10 Jusqu'au milieu du XVIIe siècle, chaque compagnie d'un bataillon d'infanterie a son drapeau mais, par la suite, ce nombre est réduit à trois par bataillon. En 1749, le nombre de drapeaux est de nouveau abaissé, à deux par bataillon9.

11 Les dimensions des drapeaux d'infanterie connaissent des variations. Au début du XVIIe siècle, ils sont très grands, pouvant mesurer entre 250 et 300 cm au carré, mais ils diminuent graduellement à environ 200 cm au carré vers 1700. Ce rapetissement continue durant le XVIIIe siècle, de sorte que les drapeaux mesurent vers le milieu du siècle environ 162 cm au carré avec la croix à 32 cm10. La presque totalité des drapeaux sont écartelés, c'est-à-dire qu'ils comportent une croix blanche avec quatre quartiers.

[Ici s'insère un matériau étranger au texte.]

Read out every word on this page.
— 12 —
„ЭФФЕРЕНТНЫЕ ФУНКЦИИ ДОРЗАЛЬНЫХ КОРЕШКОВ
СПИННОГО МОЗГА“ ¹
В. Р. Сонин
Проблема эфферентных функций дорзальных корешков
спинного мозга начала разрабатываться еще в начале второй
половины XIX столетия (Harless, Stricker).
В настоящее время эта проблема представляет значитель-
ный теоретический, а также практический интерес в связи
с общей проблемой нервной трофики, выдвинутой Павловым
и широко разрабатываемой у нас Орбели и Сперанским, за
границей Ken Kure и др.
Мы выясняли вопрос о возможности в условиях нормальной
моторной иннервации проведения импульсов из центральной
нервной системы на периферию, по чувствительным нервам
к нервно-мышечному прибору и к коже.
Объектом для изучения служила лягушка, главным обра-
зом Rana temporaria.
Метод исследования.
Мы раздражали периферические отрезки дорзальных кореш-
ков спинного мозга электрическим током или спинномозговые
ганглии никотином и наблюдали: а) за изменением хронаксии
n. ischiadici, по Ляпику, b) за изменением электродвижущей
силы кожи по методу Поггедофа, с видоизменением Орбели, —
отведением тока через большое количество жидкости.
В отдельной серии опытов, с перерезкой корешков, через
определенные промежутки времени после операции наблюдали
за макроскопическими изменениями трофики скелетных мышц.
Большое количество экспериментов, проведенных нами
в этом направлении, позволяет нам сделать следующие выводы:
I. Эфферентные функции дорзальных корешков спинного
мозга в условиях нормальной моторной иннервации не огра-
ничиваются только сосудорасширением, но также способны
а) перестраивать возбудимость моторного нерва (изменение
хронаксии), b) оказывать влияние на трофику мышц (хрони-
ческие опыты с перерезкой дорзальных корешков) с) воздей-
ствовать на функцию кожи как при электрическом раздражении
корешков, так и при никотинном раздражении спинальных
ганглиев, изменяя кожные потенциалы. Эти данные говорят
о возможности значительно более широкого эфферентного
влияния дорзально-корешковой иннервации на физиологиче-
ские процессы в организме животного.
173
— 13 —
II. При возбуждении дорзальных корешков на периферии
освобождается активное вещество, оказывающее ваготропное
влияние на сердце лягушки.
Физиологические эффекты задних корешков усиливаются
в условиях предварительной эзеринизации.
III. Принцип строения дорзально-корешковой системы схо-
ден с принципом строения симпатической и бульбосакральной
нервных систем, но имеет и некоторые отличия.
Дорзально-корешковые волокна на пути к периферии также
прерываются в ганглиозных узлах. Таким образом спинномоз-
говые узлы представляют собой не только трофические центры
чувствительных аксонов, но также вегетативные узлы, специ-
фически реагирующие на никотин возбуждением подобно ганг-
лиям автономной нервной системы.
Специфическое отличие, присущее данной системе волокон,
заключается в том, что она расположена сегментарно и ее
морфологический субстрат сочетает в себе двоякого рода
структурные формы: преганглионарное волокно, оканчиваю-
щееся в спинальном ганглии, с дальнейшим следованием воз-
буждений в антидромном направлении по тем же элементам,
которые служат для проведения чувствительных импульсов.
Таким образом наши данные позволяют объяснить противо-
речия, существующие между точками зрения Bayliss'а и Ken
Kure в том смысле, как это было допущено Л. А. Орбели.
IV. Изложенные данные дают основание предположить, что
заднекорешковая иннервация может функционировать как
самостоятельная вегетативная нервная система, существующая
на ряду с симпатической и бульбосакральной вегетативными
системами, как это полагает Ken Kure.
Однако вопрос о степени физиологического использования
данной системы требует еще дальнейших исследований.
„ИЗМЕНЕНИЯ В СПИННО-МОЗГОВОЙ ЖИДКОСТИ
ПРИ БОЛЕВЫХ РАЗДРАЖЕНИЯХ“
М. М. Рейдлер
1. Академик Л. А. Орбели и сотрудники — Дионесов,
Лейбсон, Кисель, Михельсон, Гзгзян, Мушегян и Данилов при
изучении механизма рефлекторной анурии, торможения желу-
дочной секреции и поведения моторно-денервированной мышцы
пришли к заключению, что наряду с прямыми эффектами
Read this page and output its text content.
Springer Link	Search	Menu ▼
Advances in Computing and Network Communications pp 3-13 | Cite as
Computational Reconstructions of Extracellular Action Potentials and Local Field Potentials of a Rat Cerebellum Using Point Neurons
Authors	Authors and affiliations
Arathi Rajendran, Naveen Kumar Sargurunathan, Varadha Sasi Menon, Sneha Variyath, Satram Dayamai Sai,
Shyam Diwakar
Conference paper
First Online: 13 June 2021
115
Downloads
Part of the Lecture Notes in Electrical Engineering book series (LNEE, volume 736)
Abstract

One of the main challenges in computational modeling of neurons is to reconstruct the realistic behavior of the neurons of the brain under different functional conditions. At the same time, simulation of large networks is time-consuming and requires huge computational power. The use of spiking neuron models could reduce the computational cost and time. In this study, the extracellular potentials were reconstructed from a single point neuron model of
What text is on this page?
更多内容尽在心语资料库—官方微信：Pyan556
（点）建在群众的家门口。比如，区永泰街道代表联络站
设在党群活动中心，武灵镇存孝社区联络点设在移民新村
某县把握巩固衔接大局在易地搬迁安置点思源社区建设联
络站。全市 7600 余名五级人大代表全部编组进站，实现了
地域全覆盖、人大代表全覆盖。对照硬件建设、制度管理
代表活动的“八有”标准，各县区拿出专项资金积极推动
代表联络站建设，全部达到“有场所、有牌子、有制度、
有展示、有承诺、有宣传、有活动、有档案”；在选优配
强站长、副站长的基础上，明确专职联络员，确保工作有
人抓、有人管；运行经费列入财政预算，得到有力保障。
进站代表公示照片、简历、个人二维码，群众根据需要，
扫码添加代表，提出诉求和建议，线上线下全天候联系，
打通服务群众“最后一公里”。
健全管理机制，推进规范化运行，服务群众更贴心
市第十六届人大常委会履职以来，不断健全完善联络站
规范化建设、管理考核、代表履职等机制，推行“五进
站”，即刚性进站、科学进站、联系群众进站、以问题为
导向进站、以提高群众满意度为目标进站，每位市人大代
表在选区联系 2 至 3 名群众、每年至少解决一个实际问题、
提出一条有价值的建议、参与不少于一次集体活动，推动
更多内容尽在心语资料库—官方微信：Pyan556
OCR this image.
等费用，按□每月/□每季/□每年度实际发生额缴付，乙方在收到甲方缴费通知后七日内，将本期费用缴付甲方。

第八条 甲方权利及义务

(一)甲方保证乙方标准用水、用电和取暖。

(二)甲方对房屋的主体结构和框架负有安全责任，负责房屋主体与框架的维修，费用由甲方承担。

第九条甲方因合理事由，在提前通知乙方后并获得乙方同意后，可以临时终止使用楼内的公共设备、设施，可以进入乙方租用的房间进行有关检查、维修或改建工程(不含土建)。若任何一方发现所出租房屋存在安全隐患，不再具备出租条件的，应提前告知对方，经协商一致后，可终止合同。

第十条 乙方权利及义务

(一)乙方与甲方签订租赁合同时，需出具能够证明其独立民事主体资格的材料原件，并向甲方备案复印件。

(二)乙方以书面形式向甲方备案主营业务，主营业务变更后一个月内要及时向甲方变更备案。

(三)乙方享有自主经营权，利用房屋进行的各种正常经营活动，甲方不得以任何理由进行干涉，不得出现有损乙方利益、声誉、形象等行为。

Le tissu utilisé, tant pour la croix que pour les quartiers, est une toile de soie épaisse : le taffetas. La couture est à œuvre simple. Dans quelques cas, la soie est peinte de fleurs de fis, de devises et d'insignes, habituellement en or ombré de noir. Le revers des drapeaux est toujours identique à l'avers, les motifs étant exactement les mêmes de chaque côté. La soie du drapeau le long de la hampe est cousue en forme de fourreau et fixée par des clous dorés.

Fig. 1 (ci-contre) Les drapeaux d'ordonnance du régiment de Carignan-Salières auraient été identiques à ceux du régiment de Perche, illustrés en 1715. Archives Jean et Raoul Brunon, Musée de l'Armée, Salon-de-Provence.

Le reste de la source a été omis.